Wahsyi bin Harb (Tombaknya Membunuh Orang Terbaik dan Terburuk).

بِسْمِ اللهِ الرَّحْمنِ الرَّحِيمِ


     Sebuah tombak melesat dengan tepat mengenai tubuh sang nabi palsu, Musailamah Al-Kadzab. Terbunuhnya sang nabi palsu ini, menandakan kemenangan bagi kaum Muslimin atas kekalahan kaum Murtad.  Hal ini sekaligus menumpas gerakan murtad di Perang Yamamah di tahun 12 H.

     Wahsyi bin Harb sang pemilik tombak in, membuktikan keseriusannya untuk membela agama Allah dengan membunuh manusia terburuk di zamannya. Ini dilakukannya untuk menebus kesalahannya di masa lampau, yakni sebuah kesalahan yang selalu mengusik kehidupannya karena ia telah membunuh sosok yang amat dicintai oleh Rasulullah.

     Wahsyi bin Harb, sebuah nama yang menunjukkan kebuasan dirinya. Dalam bahasa Arab, Wahsyi berarti buas dan Harb memiliki arti perang. Sejarah mulai mencatat kehidupan Wahsyi, seorang berkulit hitam  asal Habasyah saat ia berada di Mekkah menjadi budak seprang pembeasr Quraisy, Jubair bin Muth’im.

     Seperti kebanyakan orang di zaman itu, orang-orang Quraisy memperlakukan budak dengan tidak semestinya. Seperti halnya Jubair bin Muth’im, ia memperlakukan Wahsyi dengan tidak manusiawi. Saat itu bdak dianggap tidak memiliki nilai. Mereka seolah terlahir hanya untuk mengabdikan seluruh hidupnya kepada sang majikan. Maka begitu wajar jika para budak termasuk Wahsyi begitu merindukan kebebasan.

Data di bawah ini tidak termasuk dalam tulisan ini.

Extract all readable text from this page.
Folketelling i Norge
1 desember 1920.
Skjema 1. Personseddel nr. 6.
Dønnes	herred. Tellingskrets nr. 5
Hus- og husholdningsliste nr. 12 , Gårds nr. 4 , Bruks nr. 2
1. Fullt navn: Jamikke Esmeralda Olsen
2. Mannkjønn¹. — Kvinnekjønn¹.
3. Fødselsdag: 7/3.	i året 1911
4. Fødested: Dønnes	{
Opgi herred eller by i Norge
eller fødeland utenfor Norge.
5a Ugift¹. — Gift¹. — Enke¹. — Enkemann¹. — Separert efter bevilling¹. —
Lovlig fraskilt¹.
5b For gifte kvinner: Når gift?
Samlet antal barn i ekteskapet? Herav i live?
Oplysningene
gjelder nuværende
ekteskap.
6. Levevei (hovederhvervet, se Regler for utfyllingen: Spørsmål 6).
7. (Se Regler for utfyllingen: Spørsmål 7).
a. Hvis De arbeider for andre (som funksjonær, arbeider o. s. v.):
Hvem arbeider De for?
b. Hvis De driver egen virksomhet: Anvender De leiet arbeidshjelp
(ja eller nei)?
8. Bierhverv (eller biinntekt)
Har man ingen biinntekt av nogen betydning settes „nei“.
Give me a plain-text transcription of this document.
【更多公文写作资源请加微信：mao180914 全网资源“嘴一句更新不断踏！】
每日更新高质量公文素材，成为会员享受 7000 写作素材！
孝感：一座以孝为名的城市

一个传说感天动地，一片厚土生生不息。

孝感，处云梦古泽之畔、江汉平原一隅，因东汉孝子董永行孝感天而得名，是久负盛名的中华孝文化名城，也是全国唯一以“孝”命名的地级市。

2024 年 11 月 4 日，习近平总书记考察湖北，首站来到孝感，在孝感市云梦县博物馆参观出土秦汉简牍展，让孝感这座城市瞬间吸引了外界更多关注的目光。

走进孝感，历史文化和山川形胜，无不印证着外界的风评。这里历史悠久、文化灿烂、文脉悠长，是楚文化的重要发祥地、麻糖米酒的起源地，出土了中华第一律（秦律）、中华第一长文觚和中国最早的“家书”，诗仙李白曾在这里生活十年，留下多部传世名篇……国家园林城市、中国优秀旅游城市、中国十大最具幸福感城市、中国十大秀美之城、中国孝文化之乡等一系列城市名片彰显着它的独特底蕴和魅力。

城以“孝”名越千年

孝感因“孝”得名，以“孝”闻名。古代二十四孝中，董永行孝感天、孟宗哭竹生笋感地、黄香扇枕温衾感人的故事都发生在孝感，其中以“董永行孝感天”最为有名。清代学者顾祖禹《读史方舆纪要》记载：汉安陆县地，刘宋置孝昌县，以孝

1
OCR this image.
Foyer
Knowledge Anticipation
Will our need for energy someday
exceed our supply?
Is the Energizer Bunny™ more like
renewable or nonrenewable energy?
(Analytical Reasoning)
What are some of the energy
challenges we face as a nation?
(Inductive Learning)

     Namun bagi Wahsyi, impian menjadi manusia yang mereka hanya bisa menjadi angan-angannya saja. Sebab ia merasa tak memiliki kesempatan untuk bebas dari perbudakan yang selama ini mengikatnya. Hingga tiba saatnya Allah mengutus Rasulullah menebarkan hidayah di muka bumi.

     Saat itulah Islam mulai mengajarkan persamaan derajat manusia. Saat itu juga penduduk Mekkah terutama dari kaum lemah satu persatu mulai mengikuti ajaran Rasulullah. Termasuk di antaranya adalah Bilal bin Rabah. Namun tidak dengan Wahsyi bin Harb, ia tak percaya Islam mampu memberinya persamaan derajat manusia. Ia juga tidak mau menerima resiko kemarahan sang majikan apabila ia memeluk Islam.

     Nampaknya ada hal yang perlu kia amati mengapa ada perbedaan di antara Bilal dan Wahsyi. Padahal secara status sosial, keberadaan mereka, asal mereka, dan warna kulit mereka sama. Tetapi ketika Islam mulai menerangi Mekkah, tentu saja Bilal kedudukannya lebih tinggi daripada Wahsyi. Dan tidak mengherankan ketika kita membaca sejarah awal keduanya, sejak mereka berdua berada di Mekkah, dan sejak Rasulullah memulai dakwahnya, Bilal bin Rabah itu sudah bersemangat sekali untuk menerima hidayah itu. Sementara Wahsyi belum semangat untuk menerima hidayah dari Rasulullah, maka dari itu berbeda sekali kedudukan di antara keduanya. Bilal dengan semua keberaniannya mempertahankan ketauhidannya walaupun disiksa oleh majikannya. Sementara Wahsyi ia ingin mempertahankan hidupnya dengan pertukaran apapun walaupun dengan membunuh sebaik-baik orang, Hamzah bin Abdul Muthalib.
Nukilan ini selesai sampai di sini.